Kala itu adalah masa kejayaan Sang Maestro Dalang Ki Nartosabdo, maka oleh sebab itu Ki Anom Suroto juga belajar banyak tentang ilmu pedalangan dari sang Maestro Ki Nartosabdo. Tak cukup hanya belajar dari sang Ayah dan Sang Maestro, Ki Anom Suroto juga menimba ilmu pedalangannya dengan mengikuti Kursus Pedalangan yang diselenggarakan oleh Himpunan Budaya Surakarta. Selain itu Ki Anom Suroto juga sempat belajar di Surakarta dan Yogyakarta.

Baca Juga : Ki Narto Sabdo, Sang Maestro dan Pahlawan Seni Indonesia.

Karir Ki Anom Suroto mulai melesat yaitu ketika beliau berhasil tampil di RRI pada tahun 1968 setelah melewati seleksi yang sangat ketat kala itu. Sejak saat itu namanya semakin dikenal dan mulai banyak sekali menerima permintaan pementasan.

Ki Anom Suroto duet dengan Ki Manteb Soedharsono
Ki Anom Suroto duet dengan Ki Manteb Soedharsono

Karena lahirnya ditahun yang sama dengan Ki Manteb Soedharsono, maka tidak heran jika hubungan persahabatan mereka begitu dekat. Puncak dari keakraban mereka yaitu ketika mereka berdua melakukan Duet maut dalam sebuah pementasan pagelaran wayang yang diadakan di  Marakash Square, Bekasi, Jawa Barat pada Tahun 2016 yang lalu. Peristiwa itu merupakan peristiwa bersejarah di dunia pewayangan karena mereka berdua merupakan maestro dalang Indonesia.

Baca Juga : Ki Manteb Soedharsono, Dalang Setang Raja Sabet.

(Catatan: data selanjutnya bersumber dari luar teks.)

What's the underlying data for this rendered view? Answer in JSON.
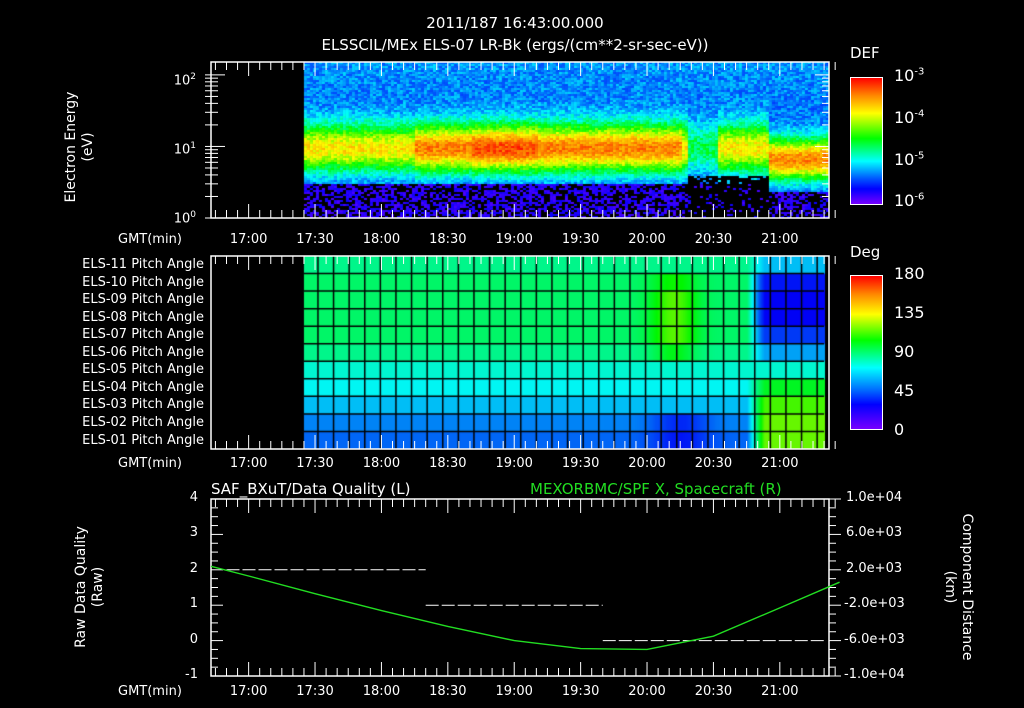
{
  "header": {
    "timestamp": "2011/187 16:43:00.000",
    "subtitle": "ELSSCIL/MEx ELS-07 LR-Bk  (ergs/(cm**2-sr-sec-eV))"
  },
  "panel1": {
    "ylabel_line1": "Electron Energy",
    "ylabel_line2": "(eV)",
    "yticks": [
      {
        "base": "10",
        "exp": "2"
      },
      {
        "base": "10",
        "exp": "1"
      },
      {
        "base": "10",
        "exp": "0"
      }
    ],
    "xaxis_label": "GMT(min)",
    "colorbar": {
      "title": "DEF",
      "ticks": [
        {
          "base": "10",
          "exp": "-3"
        },
        {
          "base": "10",
          "exp": "-4"
        },
        {
          "base": "10",
          "exp": "-5"
        },
        {
          "base": "10",
          "exp": "-6"
        }
      ]
    }
  },
  "panel2": {
    "rows": [
      "ELS-11 Pitch Angle",
      "ELS-10 Pitch Angle",
      "ELS-09 Pitch Angle",
      "ELS-08 Pitch Angle",
      "ELS-07 Pitch Angle",
      "ELS-06 Pitch Angle",
      "ELS-05 Pitch Angle",
      "ELS-04 Pitch Angle",
      "ELS-03 Pitch Angle",
      "ELS-02 Pitch Angle",
      "ELS-01 Pitch Angle"
    ],
    "xaxis_label": "GMT(min)",
    "colorbar": {
      "title": "Deg",
      "ticks": [
        "180",
        "135",
        "90",
        "45",
        "0"
      ]
    }
  },
  "panel3": {
    "title_left": "SAF_BXuT/Data Quality (L)",
    "title_right": "MEXORBMC/SPF X, Spacecraft (R)",
    "ylabel_left_line1": "Raw Data Quality",
    "ylabel_left_line2": "(Raw)",
    "ylabel_right_line1": "Component Distance",
    "ylabel_right_line2": "(km)",
    "yticks_left": [
      "4",
      "3",
      "2",
      "1",
      "0",
      "-1"
    ],
    "yticks_right": [
      "1.0e+04",
      "6.0e+03",
      "2.0e+03",
      "-2.0e+03",
      "-6.0e+03",
      "-1.0e+04"
    ],
    "xaxis_label": "GMT(min)"
  },
  "xticks": [
    "17:00",
    "17:30",
    "18:00",
    "18:30",
    "19:00",
    "19:30",
    "20:00",
    "20:30",
    "21:00"
  ],
  "colors": {
    "frame": "#ffffff",
    "right_series": "#22dd22",
    "background": "#000000"
  },
  "chart_data": [
    {
      "type": "heatmap",
      "title": "ELSSCIL/MEx ELS-07 LR-Bk  (ergs/(cm**2-sr-sec-eV))",
      "xlabel": "GMT(min)",
      "ylabel": "Electron Energy (eV)",
      "yscale": "log",
      "ylim": [
        1,
        150
      ],
      "xlim": [
        "16:43",
        "21:27"
      ],
      "x_ticks": [
        "17:00",
        "17:30",
        "18:00",
        "18:30",
        "19:00",
        "19:30",
        "20:00",
        "20:30",
        "21:00"
      ],
      "colorbar": {
        "label": "DEF",
        "scale": "log",
        "range": [
          1e-06,
          0.001
        ]
      },
      "data_start": "17:25",
      "notes": "Peak flux (~1e-4) band between ~5-30 eV from 18:15-20:15; gap near 20:20-20:30; enhanced band 4-20 eV after 20:55"
    },
    {
      "type": "heatmap",
      "title": "Pitch Angle",
      "xlabel": "GMT(min)",
      "categories": [
        "ELS-11",
        "ELS-10",
        "ELS-09",
        "ELS-08",
        "ELS-07",
        "ELS-06",
        "ELS-05",
        "ELS-04",
        "ELS-03",
        "ELS-02",
        "ELS-01"
      ],
      "colorbar": {
        "label": "Deg",
        "range": [
          0,
          180
        ]
      },
      "xlim": [
        "16:43",
        "21:27"
      ],
      "data_start": "17:25",
      "data_end": "21:20",
      "row_values_typical": [
        95,
        100,
        100,
        100,
        100,
        95,
        85,
        80,
        70,
        60,
        55
      ],
      "notes": "ELS-08/09 reach ~125 deg near 20:10; ELS-09..11 drop to ~30 deg after 20:50; ELS-01..03 rise to ~130 deg after 20:55; ELS-01/02 dip to ~40 deg near 20:15"
    },
    {
      "type": "line",
      "title_left": "SAF_BXuT/Data Quality (L)",
      "title_right": "MEXORBMC/SPF X, Spacecraft (R)",
      "xlabel": "GMT(min)",
      "ylabel_left": "Raw Data Quality (Raw)",
      "ylabel_right": "Component Distance (km)",
      "ylim_left": [
        -1,
        4
      ],
      "ylim_right": [
        -10000,
        10000
      ],
      "series": [
        {
          "name": "SAF_BXuT/Data Quality",
          "axis": "left",
          "x": [
            "16:50",
            "18:20",
            "18:20",
            "19:40",
            "19:40",
            "21:20"
          ],
          "values": [
            2,
            2,
            1,
            1,
            0,
            0
          ]
        },
        {
          "name": "MEXORBMC/SPF X, Spacecraft",
          "axis": "right",
          "x": [
            "16:43",
            "17:00",
            "17:30",
            "18:00",
            "18:30",
            "19:00",
            "19:30",
            "20:00",
            "20:30",
            "21:00",
            "21:27"
          ],
          "values": [
            2400,
            1300,
            -700,
            -2600,
            -4400,
            -6000,
            -6900,
            -7000,
            -5500,
            -2300,
            600
          ]
        }
      ]
    }
  ]
}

Untuk perihal prestasi, berikut merupakan beberapa prestasi yang berhasil di ukir oleh Ki Anom Suroto :

  • Satu-satunya Dalang Indonesia yang sudah pernah pentas di 5 Benua.
  • Tahun 1995 Ki Anom Suroto memperolah Satya Lencana Kebudayaan RI dari Presiden Soeharto.
  • Pada tahun 1993 Ki Anom Suroto terpilih sebagai dalang kesayangan dalam rangka Pekan Wayang Indonesia VI-1993.
  • KI Anom Suroto menjabat sebagai Ketua III Pengurus Pusat PEPADI, untuk periode 1996 – 2001.
  • Pada 1997 diangkat sebagai Bupati Sepuh dengan nama baru Kanjeng Raden Tumenggung (KRT) Lebdonagoro dari Keraton Surakarta.

Selain mendalang, Ki Anom Suroto mengisi kesehariannya dengan begitu banyak kegiatan antara lain sering mengadakan sarasehan dan melakukan Pembinaan Dalang Muda. Selain itu Ki Anom Suroto juga rajin menciptakan karya seni berupa lagu atau gendhing jawa. Lagu hasil karya Ki Anom Suroto antara lain : Nandur ngunduh, Salisir, Satria Bhayangkara, dan masih banyak lagi.

Sampai saat ini jadwal pentas Ki Anom Suroto masih terbilang padat sebagai salah satu dalang yang senior. Penampilannya tetap memiliki tempat bagi penikmat wayang purwa di Nusantara. Bagi Ki Anom Suroto dalang dan wayang sudah merupakan hidupnya, baginya selama masih bisa menghibur para penonton maka beliau belum ingin berhenti berkarya. Semangat Ki Anom Suroto untuk terus melestarikan Wayang harus diberi apresiasi yang tinggi oleh Negri ini.